Honda indefinitely suspended its planned $15-billion Ontario EV project, a setback for the Canadian auto sector and a potential loss of up to 240,000 EV units and 1,000 jobs. At the same time, Canadian zero-emission vehicle sales rose 75% year over year to about 21,500 in March, while Alphabet completed an $8.5-billion Canadian bond deal, the largest corporate and maple bond offering in Canadian history. The article also highlights competing bids to host a new defence bank headquarters and Jesta’s plan to buy $500-million of unsold Toronto condos, signaling mixed but notable activity across autos, credit markets, housing, and infrastructure.

Analysis

The auto print is deteriorating faster than the EV adoption data can repair it. Honda’s pause matters less as a standalone project and more as a signal that North American OEMs are now treating Ontario as a place to preserve optionality rather than commit capital, which raises the probability of further supplier underutilization, wage pressure and delayed capex across the province. The second-order winner is the U.S. Southeast: every deferred Canadian assembly program improves utilization leverage for non-union or lower-cost facilities already competing for the next platform allocation. The EV sales rebound in Canada is a near-term support for dealer and battery-adjacent volumes, but it does not yet de-risk the industrial base. If adoption is being pulled forward by incentives, model mix and normalization from a weak comp, it can still coexist with OEM production discipline; that means inventory can clear without forcing new domestic investment. The real inflection will be whether consumer demand stays above supply commitments for 2-3 quarters, because only sustained sell-through changes OEM sourcing calculus. Alphabet’s record bond sale is more than a funding headline: it is a quiet confirmation that top-tier balance sheets are exploiting a structural bid for long duration in CAD, which should keep pressure on domestic issuers to term out debt before spreads widen.
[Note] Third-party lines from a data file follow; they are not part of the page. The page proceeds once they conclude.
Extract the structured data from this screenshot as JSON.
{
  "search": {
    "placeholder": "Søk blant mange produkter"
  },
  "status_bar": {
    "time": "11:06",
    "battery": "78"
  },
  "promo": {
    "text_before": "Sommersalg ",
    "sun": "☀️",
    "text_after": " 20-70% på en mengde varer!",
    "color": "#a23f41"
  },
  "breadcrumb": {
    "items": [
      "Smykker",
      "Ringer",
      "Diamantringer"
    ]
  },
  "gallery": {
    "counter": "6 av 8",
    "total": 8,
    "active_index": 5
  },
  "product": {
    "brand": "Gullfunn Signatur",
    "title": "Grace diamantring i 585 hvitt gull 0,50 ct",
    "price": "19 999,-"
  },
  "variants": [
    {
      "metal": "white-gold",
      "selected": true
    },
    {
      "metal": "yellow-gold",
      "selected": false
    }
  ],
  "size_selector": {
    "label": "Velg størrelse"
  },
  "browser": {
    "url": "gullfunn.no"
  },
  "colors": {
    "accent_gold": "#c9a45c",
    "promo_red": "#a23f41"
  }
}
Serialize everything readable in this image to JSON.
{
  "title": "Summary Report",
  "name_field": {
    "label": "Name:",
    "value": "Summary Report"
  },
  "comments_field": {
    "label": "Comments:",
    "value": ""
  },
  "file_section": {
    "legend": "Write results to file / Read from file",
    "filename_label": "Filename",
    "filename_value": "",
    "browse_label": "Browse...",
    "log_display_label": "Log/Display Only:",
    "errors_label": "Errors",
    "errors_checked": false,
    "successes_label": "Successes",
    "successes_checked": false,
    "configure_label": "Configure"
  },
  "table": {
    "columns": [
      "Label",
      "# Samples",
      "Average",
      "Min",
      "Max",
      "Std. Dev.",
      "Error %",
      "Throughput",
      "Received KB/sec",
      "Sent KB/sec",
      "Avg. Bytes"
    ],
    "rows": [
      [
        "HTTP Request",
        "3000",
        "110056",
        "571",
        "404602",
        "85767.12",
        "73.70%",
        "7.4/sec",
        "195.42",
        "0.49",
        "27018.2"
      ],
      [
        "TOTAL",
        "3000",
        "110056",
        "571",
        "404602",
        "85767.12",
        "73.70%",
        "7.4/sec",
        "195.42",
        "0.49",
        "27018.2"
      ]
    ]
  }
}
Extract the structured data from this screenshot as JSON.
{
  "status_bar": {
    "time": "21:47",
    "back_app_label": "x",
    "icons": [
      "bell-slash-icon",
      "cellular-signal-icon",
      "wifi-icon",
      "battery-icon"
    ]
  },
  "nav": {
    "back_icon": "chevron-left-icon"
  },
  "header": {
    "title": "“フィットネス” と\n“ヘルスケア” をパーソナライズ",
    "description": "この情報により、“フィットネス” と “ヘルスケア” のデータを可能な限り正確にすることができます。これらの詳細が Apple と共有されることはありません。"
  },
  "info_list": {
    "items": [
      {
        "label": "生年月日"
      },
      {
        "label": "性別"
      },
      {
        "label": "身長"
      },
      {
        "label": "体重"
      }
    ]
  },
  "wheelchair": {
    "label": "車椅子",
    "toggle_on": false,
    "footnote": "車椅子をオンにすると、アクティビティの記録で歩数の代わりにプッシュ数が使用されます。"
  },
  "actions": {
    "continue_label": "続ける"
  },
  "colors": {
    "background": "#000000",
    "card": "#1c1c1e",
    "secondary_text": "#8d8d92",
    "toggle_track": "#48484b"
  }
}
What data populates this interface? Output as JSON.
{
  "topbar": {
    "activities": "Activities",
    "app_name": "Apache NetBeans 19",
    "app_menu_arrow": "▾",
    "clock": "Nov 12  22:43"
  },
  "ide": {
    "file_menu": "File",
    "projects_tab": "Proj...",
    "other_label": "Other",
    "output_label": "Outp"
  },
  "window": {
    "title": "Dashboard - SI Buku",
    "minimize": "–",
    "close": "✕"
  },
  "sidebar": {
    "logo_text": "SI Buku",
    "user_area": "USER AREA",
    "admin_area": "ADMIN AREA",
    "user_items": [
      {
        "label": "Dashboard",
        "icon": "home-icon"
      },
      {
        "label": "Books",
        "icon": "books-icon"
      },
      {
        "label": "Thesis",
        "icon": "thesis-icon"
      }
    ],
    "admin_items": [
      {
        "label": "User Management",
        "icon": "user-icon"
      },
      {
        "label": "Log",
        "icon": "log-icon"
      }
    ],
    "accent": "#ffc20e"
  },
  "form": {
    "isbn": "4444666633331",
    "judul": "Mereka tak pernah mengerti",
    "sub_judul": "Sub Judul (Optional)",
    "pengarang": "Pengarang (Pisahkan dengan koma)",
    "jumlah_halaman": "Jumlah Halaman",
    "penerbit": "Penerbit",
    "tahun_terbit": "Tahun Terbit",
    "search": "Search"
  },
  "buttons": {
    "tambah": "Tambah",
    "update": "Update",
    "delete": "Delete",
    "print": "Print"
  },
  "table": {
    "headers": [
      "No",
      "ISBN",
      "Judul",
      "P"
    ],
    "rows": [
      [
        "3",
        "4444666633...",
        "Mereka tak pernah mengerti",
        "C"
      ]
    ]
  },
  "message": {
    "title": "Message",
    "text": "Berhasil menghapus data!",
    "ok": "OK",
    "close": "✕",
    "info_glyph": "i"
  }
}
The inclusion of maples in the FTSE Canada Universe Bond Index likely creates a self-reinforcing demand loop for foreign borrowers and may crowd out smaller Canadian corporates at the margin. For banks, this is mildly positive for fee income and secondary-market liquidity; for investors in spread product, it increases the risk that apparent richness in Canadian credit persists longer than fundamentals justify. The housing and travel pieces point to a late-cycle consumer with patchy demand and rising stress. Distressed condo inventory being recycled into rentals can cap near-term price discovery in Toronto, but it also delays the clearing process, which is bearish for developers and land banks and supportive for rental operators with dry powder. Travel disruption is a near-term margin and booking-mix issue for airlines, but the bigger risk is a summer of demand deferrals that rolls into autumn rather than disappearing, especially if fuel or geopolitical disruptions persist.